À la différence d'autres fermetures, cette paralysie n'affecte pas tout l'appareil fédéral. Le Congrès avait déjà approuvé la moitié des projets de loi de financement pour l'année fiscale, ce qui garantit que des programmes essentiels continuent de fonctionner jusqu'à la fin septembre, comme l'a expliqué l'agence AP.
Cependant, le manque d'accord politique a laissé plusieurs agences sensibles sans fonds temporaires, parmi lesquelles le Département de la Sécurité intérieure (DHS), le Pentagone et le Département des Transports.

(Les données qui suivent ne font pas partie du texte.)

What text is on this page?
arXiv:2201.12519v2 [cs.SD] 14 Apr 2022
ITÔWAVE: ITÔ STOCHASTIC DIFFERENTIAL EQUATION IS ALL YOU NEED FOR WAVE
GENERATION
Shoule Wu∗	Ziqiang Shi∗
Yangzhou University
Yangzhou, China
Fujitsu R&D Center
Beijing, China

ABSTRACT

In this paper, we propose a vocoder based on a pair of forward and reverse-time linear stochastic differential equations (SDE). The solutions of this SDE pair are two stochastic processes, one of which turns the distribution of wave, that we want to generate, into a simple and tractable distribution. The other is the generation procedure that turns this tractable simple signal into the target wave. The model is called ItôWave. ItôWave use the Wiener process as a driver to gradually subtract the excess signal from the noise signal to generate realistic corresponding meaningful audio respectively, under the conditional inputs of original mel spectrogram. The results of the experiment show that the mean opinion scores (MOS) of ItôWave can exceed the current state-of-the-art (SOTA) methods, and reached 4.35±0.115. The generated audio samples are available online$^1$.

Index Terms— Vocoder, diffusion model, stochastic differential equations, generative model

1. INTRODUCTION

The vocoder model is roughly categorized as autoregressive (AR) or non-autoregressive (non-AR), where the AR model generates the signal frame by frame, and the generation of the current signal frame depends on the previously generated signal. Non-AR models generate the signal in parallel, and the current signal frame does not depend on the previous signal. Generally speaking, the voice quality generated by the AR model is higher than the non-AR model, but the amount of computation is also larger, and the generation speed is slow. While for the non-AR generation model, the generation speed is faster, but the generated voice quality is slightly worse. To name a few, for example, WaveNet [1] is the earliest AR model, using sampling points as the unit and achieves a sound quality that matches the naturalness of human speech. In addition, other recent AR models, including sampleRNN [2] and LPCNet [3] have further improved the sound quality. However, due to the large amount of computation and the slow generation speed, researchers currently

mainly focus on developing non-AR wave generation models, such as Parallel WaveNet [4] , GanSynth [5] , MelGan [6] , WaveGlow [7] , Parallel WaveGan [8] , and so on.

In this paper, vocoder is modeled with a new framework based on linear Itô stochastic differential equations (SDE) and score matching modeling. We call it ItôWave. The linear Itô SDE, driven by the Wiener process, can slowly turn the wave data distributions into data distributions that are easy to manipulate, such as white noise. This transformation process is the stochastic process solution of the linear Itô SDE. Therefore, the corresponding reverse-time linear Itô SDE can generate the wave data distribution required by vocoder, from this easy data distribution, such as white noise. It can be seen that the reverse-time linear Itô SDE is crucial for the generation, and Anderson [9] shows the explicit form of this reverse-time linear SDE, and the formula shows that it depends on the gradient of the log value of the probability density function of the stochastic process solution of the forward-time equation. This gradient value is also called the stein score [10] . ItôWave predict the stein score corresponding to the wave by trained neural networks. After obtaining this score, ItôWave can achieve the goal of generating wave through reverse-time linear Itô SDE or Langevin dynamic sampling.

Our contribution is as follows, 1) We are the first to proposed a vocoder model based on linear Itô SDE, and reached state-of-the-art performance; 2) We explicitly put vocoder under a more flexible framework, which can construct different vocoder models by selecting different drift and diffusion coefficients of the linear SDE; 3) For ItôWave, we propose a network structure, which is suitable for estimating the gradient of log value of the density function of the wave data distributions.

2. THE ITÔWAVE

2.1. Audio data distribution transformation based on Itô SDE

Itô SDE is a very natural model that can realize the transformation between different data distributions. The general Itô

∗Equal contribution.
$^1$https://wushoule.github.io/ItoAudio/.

L'origine de la fermeture est directement liée au débat sur l'immigration. Après la fusillade mortelle de deux citoyens américains lors d'opérations fédérales à Minneapolis, les démocrates ont exigé le retrait du financement du DHS du paquet budgétaire pour forcer des changements dans les pratiques du Service d'Immigration et de Contrôle des Douanes (ICE), y compris l'utilisation obligatoire de caméras corporelles et l'identification visible des agents.
Pour éviter une fermeture totale, le président Donald Trump a conclu un accord avec les démocrates au Sénat pour financer temporairement le DHS pendant deux semaines, le temps que les négociations se poursuivent. Cela dit, la Chambre des Représentants ne votera pas le paquet complet avant, au moins, mardi, ce qui prolongera la fermeture partielle pendant plusieurs jours, comme l'a confirmé le président de la Chambre, Mike Johnson, dans des déclarations rapportées par AP.
À qui le fermeture affecte-t-elle ?
Parmi les agences les plus touchées figurent Défense, Sécurité nationale et Transport. Bien que les fonctions jugées essentielles se poursuivent, de nombreux employés fédéraux pourraient travailler sans être payés si l'impasse se prolonge, et d'autres pourraient être placés en congés temporaires sans solde, a fait savoir AP.
Dans le cas du transport aérien, les contrôleurs resteront à leur poste, mais sans être rémunérés jusqu'à ce que le financement soit approuvé. Cela augmente le risque de retards et d'annulations, une préoccupation réelle pour ceux qui voyagent à l'intérieur et à l'extérieur du pays.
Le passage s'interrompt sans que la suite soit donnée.